The frequency of AA is p2, that of aa is q2, and that of Aa is 2pq.

  • Hence, p2 + 2pq + q2 = 1, which is the expansion of (p + q)2.

  • When the frequency measured is different from that expected, it is indicative of evolutionary change.

  • Hardy-Weinberg equilibrium is affected by

  • gene flow or gene migration
  • genetic drift (changes occurring by chance)
  • mutation
  • genetic recombination
  • natural selection

  • Sometimes, the change in allele frequency is so prominent in the new sample of population that they become a different species and the original drifted population becomes the founder. This effect is called founder effect.

  • The advantageous mutations that help in natural selection over the generations give rise to new phenotypes and result in speciation.

Natural selection causes allele frequencies of a population to change. Depending upon which traits are favoured in a population it can produce three different results.

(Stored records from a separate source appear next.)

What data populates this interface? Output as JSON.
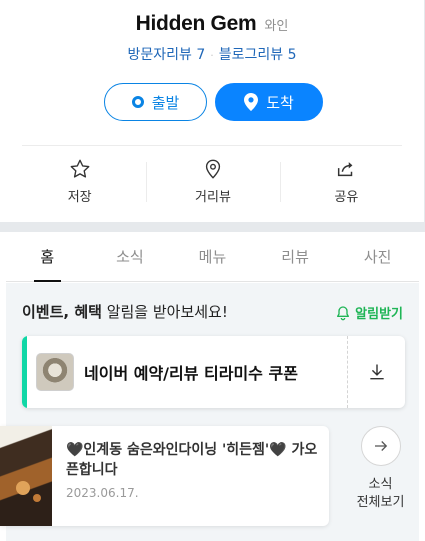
{
  "place": {
    "name": "Hidden Gem",
    "category": "와인",
    "visitor_review_label": "방문자리뷰",
    "visitor_review_count": "7",
    "blog_review_label": "블로그리뷰",
    "blog_review_count": "5"
  },
  "route": {
    "depart_label": "출발",
    "arrive_label": "도착"
  },
  "actions": {
    "save": "저장",
    "street_view": "거리뷰",
    "share": "공유"
  },
  "tabs": [
    "홈",
    "소식",
    "메뉴",
    "리뷰",
    "사진"
  ],
  "active_tab": "홈",
  "notice": {
    "bold_part": "이벤트, 혜택",
    "rest": " 알림을 받아보세요!",
    "alarm_label": "알림받기"
  },
  "coupon": {
    "text": "네이버 예약/리뷰 티라미수 쿠폰"
  },
  "news": {
    "title": "🖤인계동 숨은와인다이닝 '히든젬'🖤 가오픈합니다",
    "date": "2023.06.17."
  },
  "more_news": {
    "line1": "소식",
    "line2": "전체보기"
  },
  "colors": {
    "brand_blue": "#0a84ff",
    "review_link": "#1f67b8",
    "alarm_green": "#1fb556",
    "coupon_accent": "#10d7a6"
  }
}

(1) Stabilizing selection - If both the smallest and largest individuals contribute relatively fewer offspring to the next generation than those closer to average size do, then stabilizing selection is operating. It reduces the variation but does not change mean value.

(2) Directional selection – If individuals at one extreme of the size distribution e.g. (the larger ones) contribute more offspring to the next generation then the other individuals do, then the mean size of individuals in the population will increase. In this case directional population is operating. If directional selection operates for many generations, an evolutionary trend within the population results.

(3) Disruptive selection- When natural selection simultaneously favours individuals at both extremes of the distribution, disruptive selection is operating. As a result we can see two peaks in the distribution of a trait.